Home Hukum Atasi Karhutla, KLHK Diminta Gandeng OJK

Atasi Karhutla, KLHK Diminta Gandeng OJK

Jakarta, Gatra.com - Lembaga Swadaya Masyarakat (LSM) lingkungan Jikalahari menyebut, Kementerian Lingkungan Hidup dan Kehutanan (KLHK) harus menggandeng Otoritas Jasa Keuangan (OJK) untuk mengatasi kasus kebakaran hutan dan lahan (karhutla) yang melibatkan korporasi. Hal itu sejalan dengan pernyataan Presiden Joko Widodo yang pernah menyebut bahwa karhutla adalah kejahatan terorganisir.

"Dulu Jokowi bilang akan melakukan evaluasi izin. Di tahun 2019 ini, karhutla adalah produk dari kejahatan terorganisir," ucap perwakilan Jikalahari, Made Ali dalam diskusi di kawasan Cikini, Jakarta Pusat, Rabu (30/10).

Menurut Ali, upaya menghentikan karhutla tidak bisa hanya melalui perbaikan tata kelola pemerintahan yang berkaitan dengan lingkungan hidup, kehutanan, dan perkebunan, tetapi juga mengenai pengawas keuangan korporat.

"KLHK sebagai ujung tombak, perlu secepatnya menyasar OJK dan lembaga jasa keuangan. Khususnya untuk terlibat menghentikan kejahatan terorganisir terkait karhutla dengan mendorong mereka melakukan penapisan investasi," ujar Ali.

Ali melanjutkan hal tersebut perlu dilakukan dengan mempertimbangkan keberlanjutan dan melahirkan panduan pembiayaan yang pronatura, yang akan berkontribusi pada pencegahan karhutla. KLHK juga perlu bekerja sama dengan otoritas keuangan internasional karena kajian membuktikan, pembiayaan ini banyak berasal dari luar Indonesia.

Ali menambahkan, ada dua rekomendasi dari pihaknya untuk Jokowi dalam periode pemerintahan barunya guna mengentaskan kasus karhutla.
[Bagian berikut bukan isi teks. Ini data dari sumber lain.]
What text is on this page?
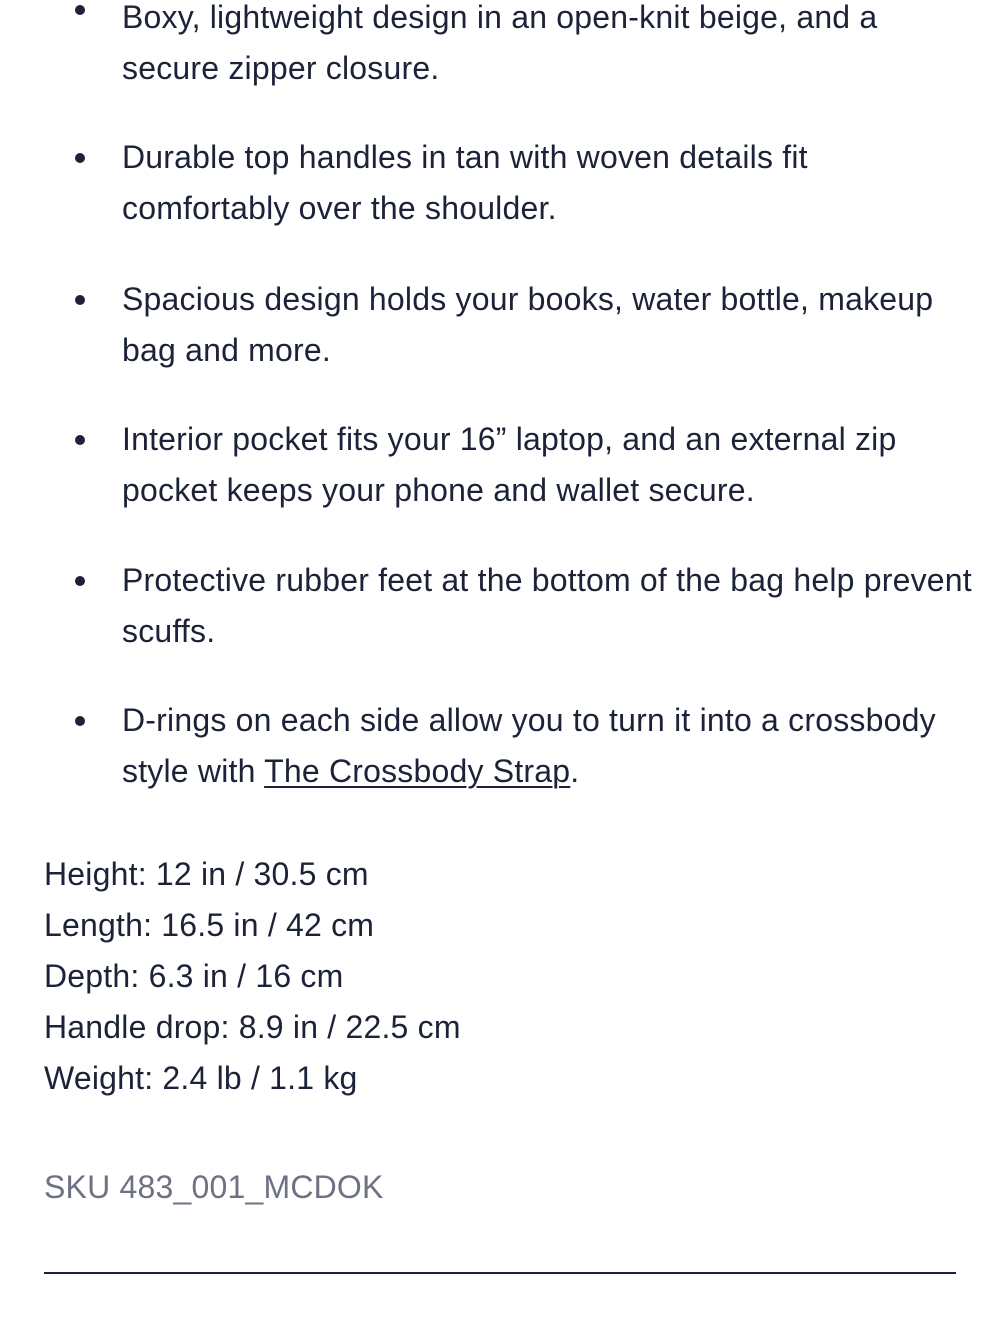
Boxy, lightweight design in an open-knit beige, and a secure zipper closure.
Durable top handles in tan with woven details fit comfortably over the shoulder.
Spacious design holds your books, water bottle, makeup bag and more.
Interior pocket fits your 16” laptop, and an external zip pocket keeps your phone and wallet secure.
Protective rubber feet at the bottom of the bag help prevent scuffs.
D-rings on each side allow you to turn it into a crossbody style with The Crossbody Strap.
Height: 12 in / 30.5 cm
Length: 16.5 in / 42 cm
Depth: 6.3 in / 16 cm
Handle drop: 8.9 in / 22.5 cm
Weight: 2.4 lb / 1.1 kg
SKU 483_001_MCDOK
Berikut rekomendasinya:

1. Presiden Jokowi menekankan pencegahan karhutla, alat paling efektif untuk mencegah karhutla kembali terjadi pada lima tahun mendatang adalah menyasar penyandang dana sembari melakukan penegakan hukum dengan pendekatan money laundering.

2. Presiden Jokowi perlu menggandeng OJK dan PPATK serius bekerja menghentikan kejahatan terorganisasi, sembari Jokowi menerapkan implementasi Benefecial Ownership dan devisa hasil ekspor, termasuk moratorium sawit dan penghentian permanen deforestasi.